How to Use a Hake Brush

Updated March 23, 2017

The hake brush, used by Asian sumi masters for centuries, is a lush, soft brush, made from sheep or goat hair for absorption, with wooden or bamboo handles and metal ferrules. These wide, flat brushes are known for their spring and are ideal for releasing paint gently onto a surface, imparting smooth, rich washes and strokes. Hake brushes are essential tools when working with delicate and absorbent oriental papers. There are several important uses for the hake brush. These economical brushes hold a lot of water and produce a wide variety of background effects, making them a valuable addition to every watercolourist's studio.

Apply the initial coat of water to watercolour paper to prepare for the painting process, using the hake brush. Dip the brush in a container of water and brush horizontally across the paper, starting at the top of the watercolour page moving progressively to the bottom, overlapping strokes. Load the brush with water again and repeat the process using vertical strokes.

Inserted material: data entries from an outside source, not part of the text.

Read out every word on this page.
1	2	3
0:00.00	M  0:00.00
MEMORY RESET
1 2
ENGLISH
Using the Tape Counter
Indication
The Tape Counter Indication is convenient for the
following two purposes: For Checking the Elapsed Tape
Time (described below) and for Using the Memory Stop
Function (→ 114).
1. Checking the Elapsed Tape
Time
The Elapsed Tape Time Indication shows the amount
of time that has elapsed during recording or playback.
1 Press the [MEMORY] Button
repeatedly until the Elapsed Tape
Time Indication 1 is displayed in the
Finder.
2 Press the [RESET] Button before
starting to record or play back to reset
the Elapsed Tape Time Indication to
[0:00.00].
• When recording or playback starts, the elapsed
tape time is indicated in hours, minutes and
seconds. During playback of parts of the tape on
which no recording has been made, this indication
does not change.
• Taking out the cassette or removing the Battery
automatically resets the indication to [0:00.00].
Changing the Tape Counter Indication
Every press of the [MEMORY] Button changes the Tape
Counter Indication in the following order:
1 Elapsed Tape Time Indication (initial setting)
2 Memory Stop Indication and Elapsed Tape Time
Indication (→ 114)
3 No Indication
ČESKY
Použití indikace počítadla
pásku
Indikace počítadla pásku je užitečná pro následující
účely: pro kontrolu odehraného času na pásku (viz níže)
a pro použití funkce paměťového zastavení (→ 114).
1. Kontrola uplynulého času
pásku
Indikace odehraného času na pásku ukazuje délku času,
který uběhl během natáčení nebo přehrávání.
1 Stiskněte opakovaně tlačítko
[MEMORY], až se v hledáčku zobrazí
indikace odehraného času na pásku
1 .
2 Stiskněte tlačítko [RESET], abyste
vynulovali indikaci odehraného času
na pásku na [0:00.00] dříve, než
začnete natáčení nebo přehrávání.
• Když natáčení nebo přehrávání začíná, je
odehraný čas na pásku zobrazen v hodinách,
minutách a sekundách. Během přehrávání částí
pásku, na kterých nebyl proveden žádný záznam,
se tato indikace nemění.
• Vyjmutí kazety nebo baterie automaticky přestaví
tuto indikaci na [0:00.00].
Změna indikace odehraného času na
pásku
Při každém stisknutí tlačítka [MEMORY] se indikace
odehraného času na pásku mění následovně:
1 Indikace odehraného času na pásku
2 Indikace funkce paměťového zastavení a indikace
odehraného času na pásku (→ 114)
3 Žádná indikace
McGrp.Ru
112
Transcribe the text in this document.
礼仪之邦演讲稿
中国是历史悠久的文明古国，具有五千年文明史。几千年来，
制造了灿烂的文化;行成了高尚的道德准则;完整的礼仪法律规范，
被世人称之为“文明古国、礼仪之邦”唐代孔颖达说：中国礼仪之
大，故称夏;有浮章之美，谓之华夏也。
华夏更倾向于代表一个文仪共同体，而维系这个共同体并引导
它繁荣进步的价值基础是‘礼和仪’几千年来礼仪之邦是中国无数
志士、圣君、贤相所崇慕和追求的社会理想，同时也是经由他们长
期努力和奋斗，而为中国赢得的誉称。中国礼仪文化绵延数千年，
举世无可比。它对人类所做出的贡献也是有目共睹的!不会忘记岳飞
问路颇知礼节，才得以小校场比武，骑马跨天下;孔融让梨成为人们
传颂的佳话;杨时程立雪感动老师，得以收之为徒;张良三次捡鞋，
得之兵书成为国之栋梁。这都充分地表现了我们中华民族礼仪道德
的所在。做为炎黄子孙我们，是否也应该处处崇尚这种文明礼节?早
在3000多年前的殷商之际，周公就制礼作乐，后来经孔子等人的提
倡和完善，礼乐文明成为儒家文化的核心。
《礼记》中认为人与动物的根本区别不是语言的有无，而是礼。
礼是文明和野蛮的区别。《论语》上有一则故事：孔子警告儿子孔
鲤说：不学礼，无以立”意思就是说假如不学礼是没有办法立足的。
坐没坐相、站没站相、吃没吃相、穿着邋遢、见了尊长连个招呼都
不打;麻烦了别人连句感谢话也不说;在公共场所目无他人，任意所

Dip the hake brush in watercolour paint mixed with plain water. Lay the colour on damp watercolour paper, creating big, loose washes, working relatively fast and using economical strokes. This is a good technique for imparting a more impressionistic style to the work.

Moisten the tip of the hake brush with watercolour paint. Use the paint-covered tip to lay in representations of trees, bushes and other landscape details on wet or dry watercolour paper. Turn and angle the brush as you touch it to the paper, imparting different shapes and effects.

Smooth out or lift out colour on damp watercolour paper with the hake brush tip, using gentle strokes that barely touch the paper surface.

Use the tip of the hake brush to absorb dripping paint or excess paint from the paper surface.

Apply gesso to a canvas or varnish to a completed painting with a hake brush when using oil paints. Brush gesso onto the canvas to prime it, allowing it to dry before starting the oil painting. Put several coats of varnish on a completed, fully dried oil painting as a protective coating.


Hake brushes come in a variety of sizes and are used in all types of art media. They are available at art supply stores and online. Hake brushes are also very effective when painting with ink, in the East Asian tradition.